The Tribe had a lot to catch up on as they talked inside the giant’s palm, but mostly they spoke of Domino and of what they would do back in their camp to remember him. On and on the giants ran and anyone who happened to stroll along the west coast of the land that day spoke of strange rumbles in the ground and enormous moving stones, but few believed these tales when they were shared, such is the way of magic glimpsed by those who do not properly understand. Even those who had witnessed the Veil’s darkness wiped the events from their minds, but the people who believed in the old magic remembered and they knew that there was a deeper wonder buried in their land than what first met the eye.
Eventually the giants slowed and Moll peeked out between the cracks in Wallop’s fingers to see a brilliant blue sky and a midday sun shining down on a wide expanse of gorse, heather and bracken. They had reached the heath and beyond it she could see the autumn leaves of the beeches, elms and oaks. Tanglefern Forest. They were home at last. And, when Wallop set Moll down, her feet barely touched the ground as she raced over the bracken, and rushed round the gorse bushes, into the arms of Oak and Mooshie.
All the gypsies from Oak’s camp had come – Cinderella Bull wrapped in her gold-penny shawl, Hard-Times Bob with his pipe and accordion, Siddy’s ma and all her purple petticoats – and there were others, too, friends whom Moll had not expected to see again. Willow, now bright and
clear with a voice as strong as the wildest wind, was speaking with Puddle, the lighthouse keeper who had sheltered them from the smugglers! And little Scrap, Barbarous Grudge’s daughter who had led the Tribe to the second amulet and who now lived with Puddle, was rushing between the giants’ legs to see her friends again!

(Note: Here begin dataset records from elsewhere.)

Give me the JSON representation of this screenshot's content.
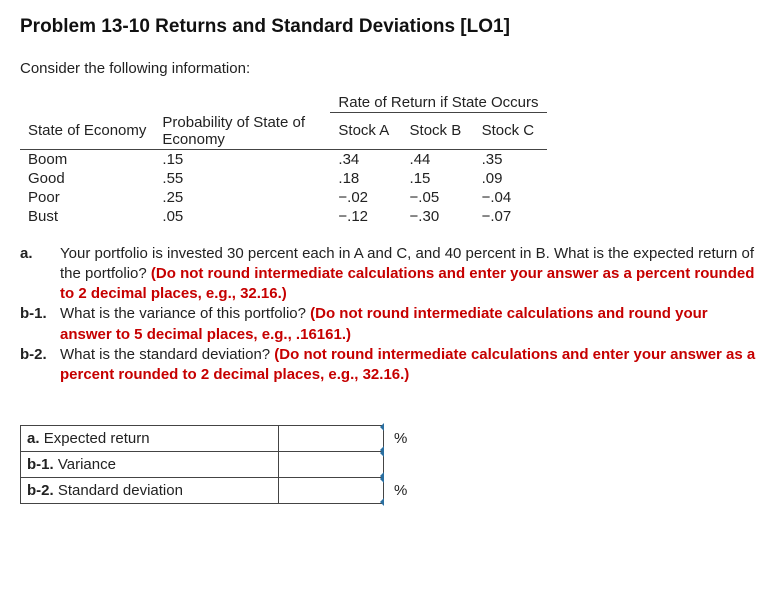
{
  "title": "Problem 13-10 Returns and Standard Deviations [LO1]",
  "intro": "Consider the following information:",
  "table": {
    "rate_header": "Rate of Return if State Occurs",
    "col_state": "State of Economy",
    "col_prob": "Probability of State of Economy",
    "col_a": "Stock A",
    "col_b": "Stock B",
    "col_c": "Stock C",
    "rows": [
      {
        "state": "Boom",
        "prob": ".15",
        "a": ".34",
        "b": ".44",
        "c": ".35"
      },
      {
        "state": "Good",
        "prob": ".55",
        "a": ".18",
        "b": ".15",
        "c": ".09"
      },
      {
        "state": "Poor",
        "prob": ".25",
        "a": "−.02",
        "b": "−.05",
        "c": "−.04"
      },
      {
        "state": "Bust",
        "prob": ".05",
        "a": "−.12",
        "b": "−.30",
        "c": "−.07"
      }
    ]
  },
  "questions": {
    "a": {
      "label": "a.",
      "text": "Your portfolio is invested 30 percent each in A and C, and 40 percent in B. What is the expected return of the portfolio? ",
      "emph": "(Do not round intermediate calculations and enter your answer as a percent rounded to 2 decimal places, e.g., 32.16.)"
    },
    "b1": {
      "label": "b-1.",
      "text": "What is the variance of this portfolio? ",
      "emph": "(Do not round intermediate calculations and round your answer to 5 decimal places, e.g., .16161.)"
    },
    "b2": {
      "label": "b-2.",
      "text": "What is the standard deviation? ",
      "emph": "(Do not round intermediate calculations and enter your answer as a percent rounded to 2 decimal places, e.g., 32.16.)"
    }
  },
  "answers": {
    "a": {
      "pre": "a.",
      "label": "Expected return",
      "unit": "%"
    },
    "b1": {
      "pre": "b-1.",
      "label": "Variance",
      "unit": ""
    },
    "b2": {
      "pre": "b-2.",
      "label": "Standard deviation",
      "unit": "%"
    }
  }
}
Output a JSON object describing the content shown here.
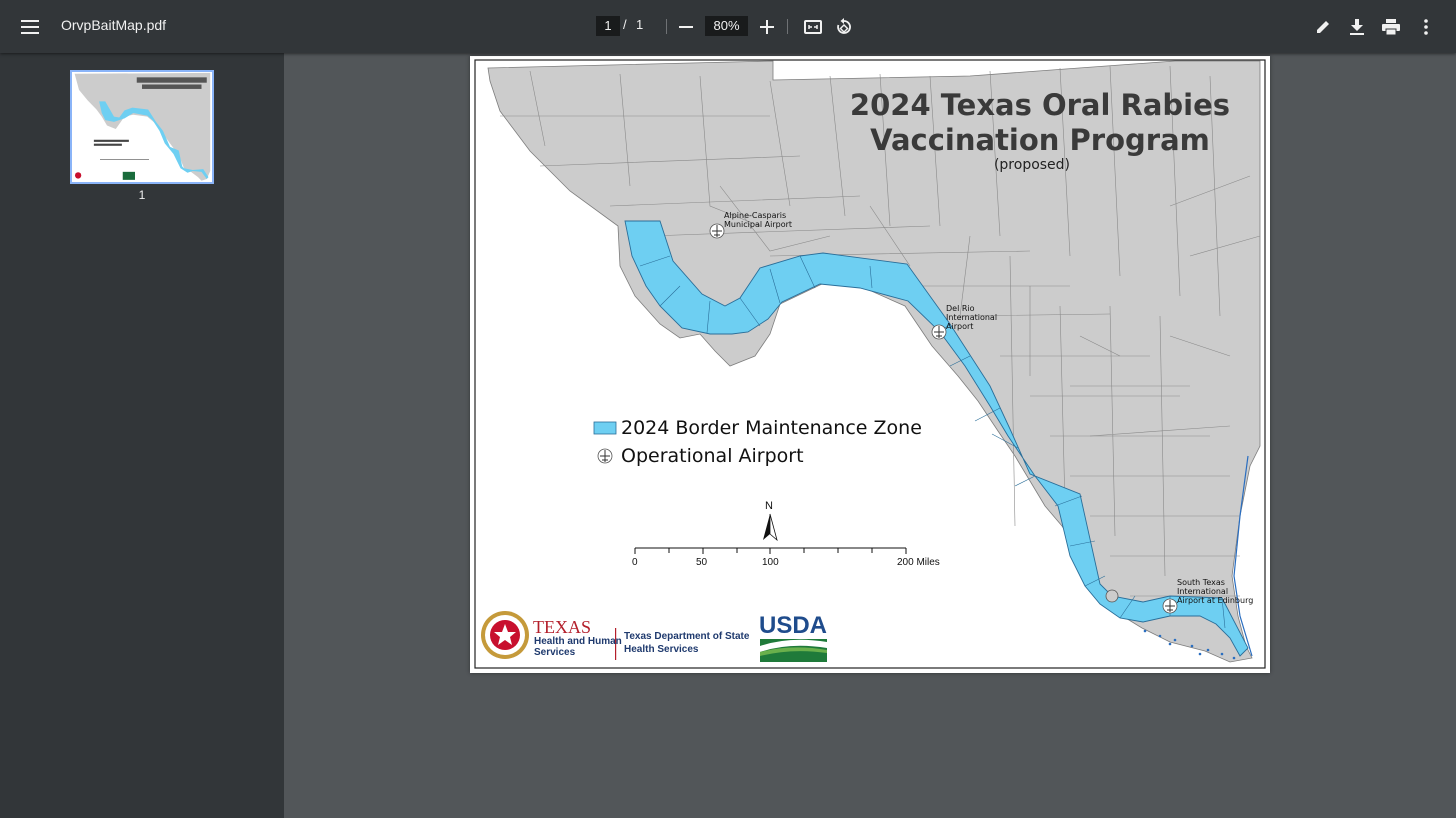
{
  "toolbar": {
    "file_name": "OrvpBaitMap.pdf",
    "current_page": "1",
    "page_separator": "/",
    "total_pages": "1",
    "zoom": "80%",
    "icons": [
      "menu-icon",
      "zoom-out-icon",
      "zoom-in-icon",
      "fit-page-icon",
      "rotate-icon",
      "pen-icon",
      "download-icon",
      "print-icon",
      "more-vert-icon"
    ]
  },
  "sidebar": {
    "thumbnails": [
      {
        "page_number": "1"
      }
    ]
  },
  "map": {
    "title_line1": "2024 Texas Oral Rabies",
    "title_line2": "Vaccination Program",
    "subtitle": "(proposed)",
    "airports": [
      {
        "line1": "Alpine-Casparis",
        "line2": "Municipal Airport"
      },
      {
        "line1": "Del Rio",
        "line2": "International",
        "line3": "Airport"
      },
      {
        "line1": "South Texas",
        "line2": "International",
        "line3": "Airport at Edinburg"
      }
    ],
    "legend": {
      "zone_label": "2024 Border Maintenance Zone",
      "airport_label": "Operational Airport",
      "zone_color": "#6ecff2"
    },
    "north_label": "N",
    "scale_labels": [
      "0",
      "50",
      "100",
      "200 Miles"
    ],
    "logos": {
      "texas_hhs_line1": "TEXAS",
      "texas_hhs_line2": "Health and Human",
      "texas_hhs_line3": "Services",
      "dshs_line1": "Texas Department of State",
      "dshs_line2": "Health Services",
      "usda": "USDA"
    }
  },
  "colors": {
    "toolbar_bg": "#323639",
    "viewer_bg": "#525659",
    "county_fill": "#cccccc",
    "thumb_border": "#8ab4f8"
  }
}
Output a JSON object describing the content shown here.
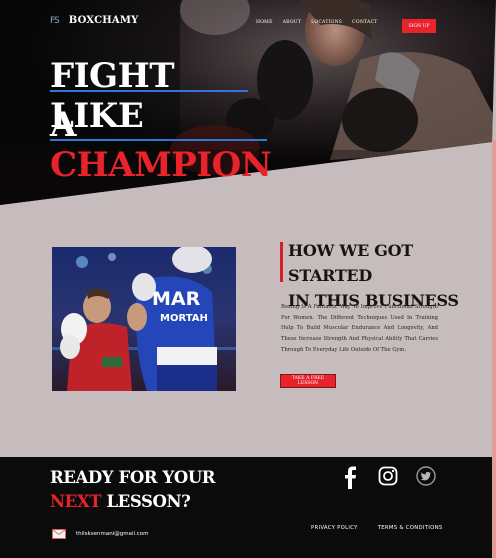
{
  "brand": {
    "mark": "FS",
    "name": "BOXCHAMY"
  },
  "nav": {
    "items": [
      "HOME",
      "ABOUT",
      "LOCATIONS",
      "CONTACT"
    ],
    "signup": "SIGN UP"
  },
  "hero": {
    "line1": "FIGHT LIKE",
    "line2_white": "A",
    "line2_red": "CHAMPION"
  },
  "about": {
    "title_line1": "HOW  WE GOT STARTED",
    "title_line2": "IN THIS BUSINESS",
    "body": "Boxing Is A Fantastic Way To Improve Functional Strength For Women. The Different Techniques Used In Training Help To Build Muscular Endurance And Longevity, And These Increase Strength And Physical Ability That Carries Through To Everyday Life Outside Of The Gym.",
    "button": "TAKE A FREE LESSON",
    "photo_text_1": "MAR",
    "photo_text_2": "MORTAH"
  },
  "footer": {
    "ready_line1": "READY FOR YOUR",
    "ready_red": "NEXT",
    "ready_rest": " LESSON?",
    "email": "thilsksenmani@gmail.com",
    "links": [
      "PRIVACY POLICY",
      "TERMS & CONDITIONS"
    ]
  },
  "colors": {
    "accent_red": "#e8232b",
    "accent_blue": "#2f78d6",
    "page_bg": "#c6bcbd",
    "footer_bg": "#0b0b0b"
  }
}
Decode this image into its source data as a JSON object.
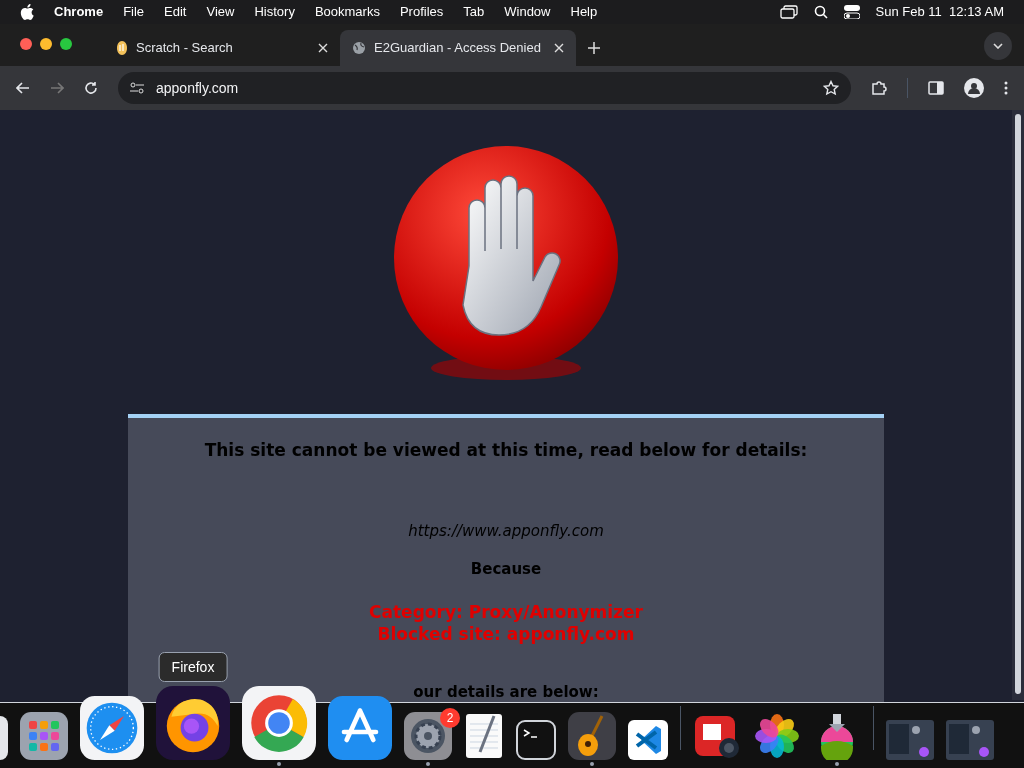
{
  "menu_bar": {
    "app": "Chrome",
    "items": [
      "File",
      "Edit",
      "View",
      "History",
      "Bookmarks",
      "Profiles",
      "Tab",
      "Window",
      "Help"
    ],
    "clock": "Sun Feb 11  12:13 AM"
  },
  "tabs": [
    {
      "title": "Scratch - Search",
      "kind": "scratch",
      "selected": false
    },
    {
      "title": "E2Guardian - Access Denied",
      "kind": "globe",
      "selected": true
    }
  ],
  "address": "apponfly.com",
  "page": {
    "heading": "This site cannot be viewed at this time, read below for details:",
    "url": "https://www.apponfly.com",
    "because": "Because",
    "reasons": [
      "Category: Proxy/Anonymizer",
      "Blocked site: apponfly.com"
    ],
    "details": "our details are below:"
  },
  "dock": {
    "tooltip": "Firefox",
    "items": [
      {
        "kind": "edge",
        "running": false
      },
      {
        "kind": "launchpad",
        "running": false
      },
      {
        "kind": "safari",
        "running": false
      },
      {
        "kind": "firefox",
        "running": false,
        "hovered": true
      },
      {
        "kind": "chrome",
        "running": true
      },
      {
        "kind": "appstore",
        "running": false
      },
      {
        "kind": "settings",
        "running": true,
        "badge": "2"
      },
      {
        "kind": "textedit",
        "running": false
      },
      {
        "kind": "terminal",
        "running": false
      },
      {
        "kind": "garageband",
        "running": true
      },
      {
        "kind": "vscode",
        "running": false
      },
      {
        "kind": "separator"
      },
      {
        "kind": "photobooth",
        "running": false
      },
      {
        "kind": "photos",
        "running": false
      },
      {
        "kind": "installer",
        "running": true
      },
      {
        "kind": "separator"
      },
      {
        "kind": "window",
        "running": false
      },
      {
        "kind": "window",
        "running": false
      }
    ]
  }
}
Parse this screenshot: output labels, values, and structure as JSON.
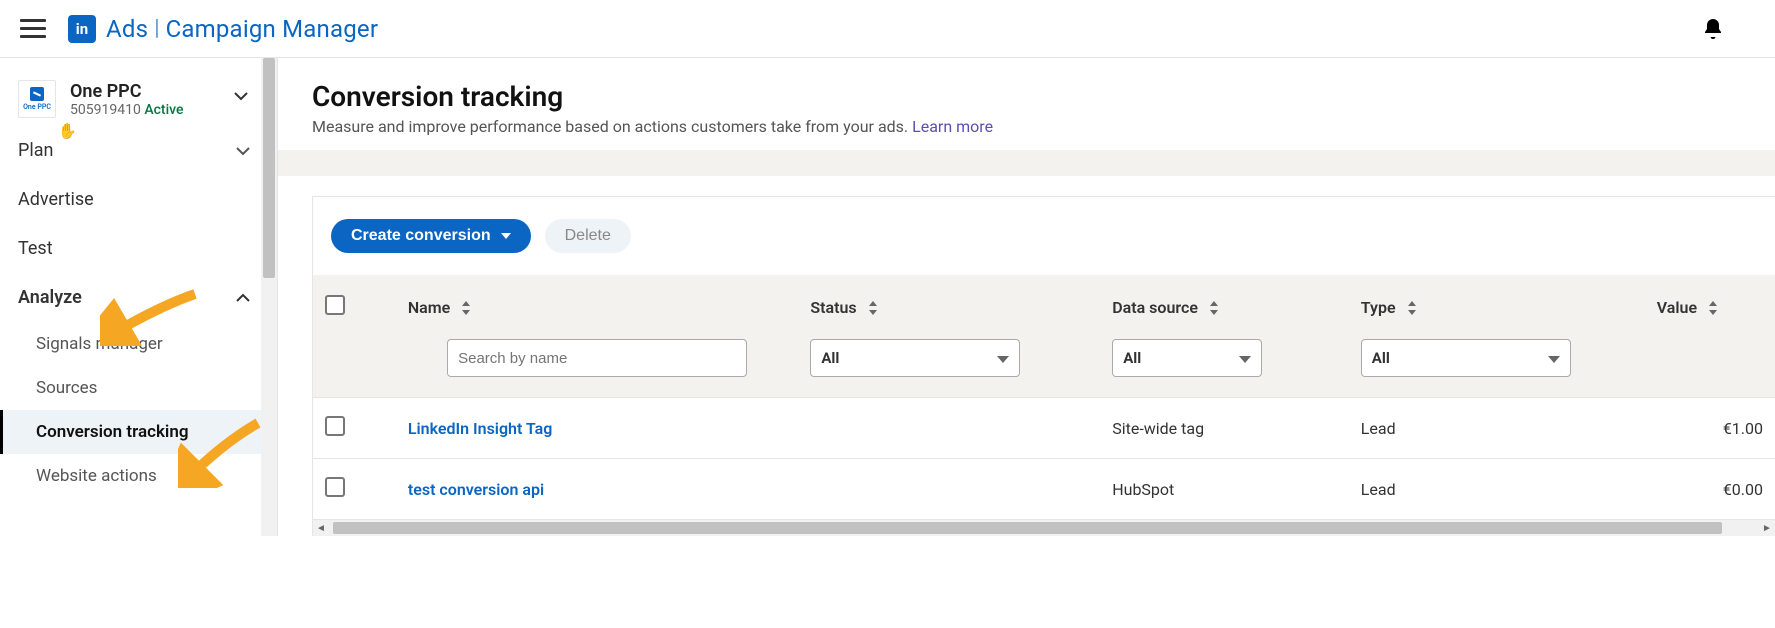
{
  "header": {
    "brand_ads": "Ads",
    "brand_cm": "Campaign Manager",
    "logo_text": "in"
  },
  "account": {
    "name": "One PPC",
    "id": "505919410",
    "status": "Active",
    "logo_label": "One PPC"
  },
  "sidebar": {
    "plan": "Plan",
    "advertise": "Advertise",
    "test": "Test",
    "analyze": "Analyze",
    "sub": {
      "signals": "Signals manager",
      "sources": "Sources",
      "conversion": "Conversion tracking",
      "website": "Website actions"
    }
  },
  "page": {
    "title": "Conversion tracking",
    "desc": "Measure and improve performance based on actions customers take from your ads. ",
    "learn": "Learn more"
  },
  "toolbar": {
    "create": "Create conversion",
    "delete": "Delete"
  },
  "table": {
    "columns": {
      "name": "Name",
      "status": "Status",
      "source": "Data source",
      "type": "Type",
      "value": "Value"
    },
    "filters": {
      "search_placeholder": "Search by name",
      "status": "All",
      "source": "All",
      "type": "All"
    },
    "rows": [
      {
        "name": "LinkedIn Insight Tag",
        "status": "",
        "source": "Site-wide tag",
        "type": "Lead",
        "value": "€1.00"
      },
      {
        "name": "test conversion api",
        "status": "",
        "source": "HubSpot",
        "type": "Lead",
        "value": "€0.00"
      }
    ]
  }
}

Even Hermit, as terrified as ever, and Porridge the Second, as miserable as ever, had been brought along for the occasion.
There were tears in the hours that followed, but there was laughter, too, and those who passed the heath that afternoon would have seen eleven large plinths of stone rising up in a circle and might have assumed that the rocks were an ancient landmark that they had missed before, but inside the ring of giants there was a celebration going on.
It was only when the sun set that the giants called for quiet. The gypsies and all the friends the Tribe had made along their journey sat on the ground and in the middle of the circle, on top of a tree stump, lay the Ancient Book, its golden story glittering in the light of candles that the gypsies held. Nobody spoke. Only a nightjar cried, somewhere out on the heath, then, into this stillness, the Ancient Ones began to sing – a low, lilting tune that Moll imagined rivers might make if they could speak.
‘Arise young girl and close the book
The story is told and victory took.
Fire the arrow and the key
Into the night as we bow to thee.’
Wallop looked across at Moll and nodded. And, with the giants’ song still ringing in her ears, Moll stood up from her place between Alfie and Siddy and, together with Gryff, she walked towards the Ancient Book. As Wallop had instructed her, she reached over and heaved the book shut before looking down at Gryff who dipped his head towards the key hanging on a string around her neck. Moll slotted the key into the padlock and turned it until it clicked, then Alfie stood up with the Oracle Arrow in his hands and Siddy came forward, clutching Moll’s bow. The boys walked out quietly into the clearing, then they helped Moll bind the key to the side of the arrow by winding the piano string round and round it and then tying it in a knot. Then Moll set the arrow to her bow and pulled back.